Ну, у него еще два варианта, у этого заболевания, – упорствовал Коточигов. – При одном иглы желтеют и слегка свиваются, а при другом желтеет только одна иголка, а вторая остается зеленой.
Тебе бы лесоводом устроиться, – может, попробуешь? Чего кусочничать в Москве? Проживешь жизнью настоящего мужчины…
Ага, вон как эти дорожники: мат-перемат, веселый хохот, забористые шутки и крепкое гомосексуальное дружество. Вон они как вкусно начинают рабочий день: точно их мать сразу четверню родила, а потом они друг на друге переженились. Россия, мужской бородатый поцелуй, царь Ашшурбанипал, бородатый повстанец курд.
Ну, в общем, – не понятно кому объяснял Коточигов, – оно возникает у совсем молодых сосен, таких маленьких, что их зимой целиком засыпает снегом. Считалось, что это как-то зависит от величины снежного покрова.
Причем здесь снежный покров? – грубо вмешался внутренний голос. Это же грибковое заболевание. Грибок. Парша.
Снежный шнусс. Шнейс, шмиссе. Скажи уж, Шамиссо. Шмус, шурф. Ну, немецкое же слово.
Шнеерсон – самое немецкое.
Снежный шанс. Шнежный шансс. Тьфу, черт!
Может, шерешпер? – спросил голос.
Ты что: шерешпер же – рыба.
Ну, тогда не знаю.
Во-от. Вот и я не вспомню никак.
Проехали длинную железнодорожную платформу, болото и сосняк кончились, потянулся веселый мелкий весенний березняк, когда листья еще так свежи и зелены, что их хочется приласкать.
Может, шинусс? – уныло спрашивал Павел Коточигов на семьдесят пятой версте своего пути (приближалась уже столица, шли крупные микрорайоны, точно куски рафинада, поставленного на попа).
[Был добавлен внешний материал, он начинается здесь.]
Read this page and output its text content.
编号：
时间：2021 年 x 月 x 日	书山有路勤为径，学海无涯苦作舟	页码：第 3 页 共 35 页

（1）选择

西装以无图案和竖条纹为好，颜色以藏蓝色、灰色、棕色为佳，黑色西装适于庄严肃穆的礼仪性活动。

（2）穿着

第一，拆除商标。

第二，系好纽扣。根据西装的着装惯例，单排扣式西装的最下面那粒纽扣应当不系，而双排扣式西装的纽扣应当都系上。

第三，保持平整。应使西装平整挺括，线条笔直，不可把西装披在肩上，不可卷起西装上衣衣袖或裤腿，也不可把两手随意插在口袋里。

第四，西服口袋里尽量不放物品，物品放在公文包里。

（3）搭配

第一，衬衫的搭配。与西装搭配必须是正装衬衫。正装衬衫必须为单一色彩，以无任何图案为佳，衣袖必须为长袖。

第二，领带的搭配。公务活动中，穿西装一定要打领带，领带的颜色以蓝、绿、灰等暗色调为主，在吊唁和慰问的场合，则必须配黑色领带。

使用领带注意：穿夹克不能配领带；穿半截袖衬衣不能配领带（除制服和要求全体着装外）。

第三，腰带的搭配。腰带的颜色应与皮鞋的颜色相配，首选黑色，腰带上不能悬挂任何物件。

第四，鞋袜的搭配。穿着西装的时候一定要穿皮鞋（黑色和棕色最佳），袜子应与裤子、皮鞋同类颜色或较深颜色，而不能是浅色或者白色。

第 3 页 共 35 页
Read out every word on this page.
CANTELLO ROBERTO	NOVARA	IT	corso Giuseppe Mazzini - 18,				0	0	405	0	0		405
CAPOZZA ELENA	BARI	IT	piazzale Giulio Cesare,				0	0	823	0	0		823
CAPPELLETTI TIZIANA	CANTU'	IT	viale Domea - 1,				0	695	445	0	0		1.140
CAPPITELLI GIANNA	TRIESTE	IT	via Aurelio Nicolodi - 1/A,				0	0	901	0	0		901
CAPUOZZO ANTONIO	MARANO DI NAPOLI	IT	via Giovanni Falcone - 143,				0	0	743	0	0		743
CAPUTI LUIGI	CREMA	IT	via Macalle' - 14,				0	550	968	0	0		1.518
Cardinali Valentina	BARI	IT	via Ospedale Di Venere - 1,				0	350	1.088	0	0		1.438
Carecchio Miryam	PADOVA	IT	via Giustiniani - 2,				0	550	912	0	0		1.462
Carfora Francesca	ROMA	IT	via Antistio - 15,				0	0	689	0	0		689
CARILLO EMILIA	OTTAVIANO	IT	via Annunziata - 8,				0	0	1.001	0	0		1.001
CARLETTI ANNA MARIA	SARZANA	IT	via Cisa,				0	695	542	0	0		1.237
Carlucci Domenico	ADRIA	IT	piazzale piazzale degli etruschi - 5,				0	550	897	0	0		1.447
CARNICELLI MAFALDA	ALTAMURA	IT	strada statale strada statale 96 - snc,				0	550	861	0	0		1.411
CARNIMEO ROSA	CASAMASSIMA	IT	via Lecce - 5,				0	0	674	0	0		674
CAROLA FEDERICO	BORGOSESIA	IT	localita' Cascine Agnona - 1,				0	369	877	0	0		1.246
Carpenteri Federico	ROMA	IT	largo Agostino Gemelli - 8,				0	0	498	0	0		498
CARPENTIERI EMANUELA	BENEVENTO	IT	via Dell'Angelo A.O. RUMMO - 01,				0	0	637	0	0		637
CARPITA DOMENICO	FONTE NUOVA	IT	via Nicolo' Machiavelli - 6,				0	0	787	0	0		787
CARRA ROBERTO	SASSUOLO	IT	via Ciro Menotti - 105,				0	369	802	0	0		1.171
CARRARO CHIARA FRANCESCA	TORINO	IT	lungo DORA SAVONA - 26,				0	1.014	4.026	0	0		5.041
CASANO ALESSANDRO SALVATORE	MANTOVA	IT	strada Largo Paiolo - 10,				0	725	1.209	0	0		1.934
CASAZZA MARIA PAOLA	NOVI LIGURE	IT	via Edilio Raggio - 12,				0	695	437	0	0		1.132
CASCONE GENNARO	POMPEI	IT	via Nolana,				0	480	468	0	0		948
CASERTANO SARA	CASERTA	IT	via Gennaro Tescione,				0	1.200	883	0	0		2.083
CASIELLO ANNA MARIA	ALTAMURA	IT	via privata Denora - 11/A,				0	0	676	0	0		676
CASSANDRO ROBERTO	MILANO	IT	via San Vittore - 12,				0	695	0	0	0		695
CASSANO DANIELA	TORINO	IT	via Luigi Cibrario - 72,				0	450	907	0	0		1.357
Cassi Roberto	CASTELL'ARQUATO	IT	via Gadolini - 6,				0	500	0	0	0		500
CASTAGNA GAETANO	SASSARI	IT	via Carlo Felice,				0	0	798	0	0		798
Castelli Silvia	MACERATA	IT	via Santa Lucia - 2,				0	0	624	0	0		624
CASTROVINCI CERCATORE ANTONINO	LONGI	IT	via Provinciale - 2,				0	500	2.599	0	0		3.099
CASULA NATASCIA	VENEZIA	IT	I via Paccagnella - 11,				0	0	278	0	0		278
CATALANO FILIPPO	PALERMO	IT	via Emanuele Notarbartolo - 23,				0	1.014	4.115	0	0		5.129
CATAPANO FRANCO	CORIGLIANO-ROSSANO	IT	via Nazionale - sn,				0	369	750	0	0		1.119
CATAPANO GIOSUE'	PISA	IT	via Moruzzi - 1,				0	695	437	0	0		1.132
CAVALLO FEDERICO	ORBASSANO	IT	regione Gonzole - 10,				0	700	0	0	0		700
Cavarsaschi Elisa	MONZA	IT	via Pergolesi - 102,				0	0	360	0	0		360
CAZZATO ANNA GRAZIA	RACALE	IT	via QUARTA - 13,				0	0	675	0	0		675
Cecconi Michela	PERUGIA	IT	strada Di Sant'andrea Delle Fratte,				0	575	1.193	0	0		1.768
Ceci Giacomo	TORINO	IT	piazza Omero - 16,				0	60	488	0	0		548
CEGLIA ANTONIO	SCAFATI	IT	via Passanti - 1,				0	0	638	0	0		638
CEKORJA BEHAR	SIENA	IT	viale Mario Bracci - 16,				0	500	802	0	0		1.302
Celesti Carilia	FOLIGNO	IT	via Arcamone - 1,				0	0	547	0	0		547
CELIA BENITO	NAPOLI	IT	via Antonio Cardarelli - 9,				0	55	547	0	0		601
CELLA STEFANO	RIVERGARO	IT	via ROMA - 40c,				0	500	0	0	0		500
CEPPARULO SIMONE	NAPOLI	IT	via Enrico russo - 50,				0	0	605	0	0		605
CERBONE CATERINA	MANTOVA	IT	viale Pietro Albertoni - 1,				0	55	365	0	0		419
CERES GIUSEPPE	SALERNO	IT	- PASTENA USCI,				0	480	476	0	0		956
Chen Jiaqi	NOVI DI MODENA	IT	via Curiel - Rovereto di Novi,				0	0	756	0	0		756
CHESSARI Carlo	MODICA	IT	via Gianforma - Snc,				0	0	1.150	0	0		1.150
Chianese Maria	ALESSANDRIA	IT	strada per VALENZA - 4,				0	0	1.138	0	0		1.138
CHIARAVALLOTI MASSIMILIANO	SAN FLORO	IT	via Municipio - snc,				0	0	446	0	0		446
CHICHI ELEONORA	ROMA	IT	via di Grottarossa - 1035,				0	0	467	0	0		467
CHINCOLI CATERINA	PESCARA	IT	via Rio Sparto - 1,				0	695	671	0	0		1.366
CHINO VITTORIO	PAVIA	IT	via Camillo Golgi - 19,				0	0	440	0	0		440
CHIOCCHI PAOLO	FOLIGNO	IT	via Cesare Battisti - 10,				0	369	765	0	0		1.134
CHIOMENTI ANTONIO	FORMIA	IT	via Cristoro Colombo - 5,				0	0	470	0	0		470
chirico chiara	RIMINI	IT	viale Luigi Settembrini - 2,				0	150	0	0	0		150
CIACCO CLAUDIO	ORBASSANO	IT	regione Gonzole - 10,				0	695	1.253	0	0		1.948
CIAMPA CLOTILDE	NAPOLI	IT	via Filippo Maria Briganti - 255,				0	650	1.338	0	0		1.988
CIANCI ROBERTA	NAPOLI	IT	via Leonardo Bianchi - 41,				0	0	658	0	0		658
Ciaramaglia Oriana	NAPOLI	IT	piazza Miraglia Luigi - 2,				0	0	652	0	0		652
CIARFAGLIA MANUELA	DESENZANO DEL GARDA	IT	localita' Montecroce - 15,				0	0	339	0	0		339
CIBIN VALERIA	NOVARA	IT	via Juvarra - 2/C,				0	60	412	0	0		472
Ага, скажи уж сразу: шинуаз. Или еще лучше: шизо. Шледштвенный ижолятор. У тебя зубов нехватка, вот и кажется, что все шипящие и свистящие звуки.
Стейтс?
Ага, во-во: Юнион Стейтс лимитед. Повальное заболевание в Юнион рипаблик оф Раша.
Приеду на работу, перерою все справочники, какие есть, но узнаю, – решил Коточигов. – Иначе точно свихнусь… Пшют? Шпур? Шнур?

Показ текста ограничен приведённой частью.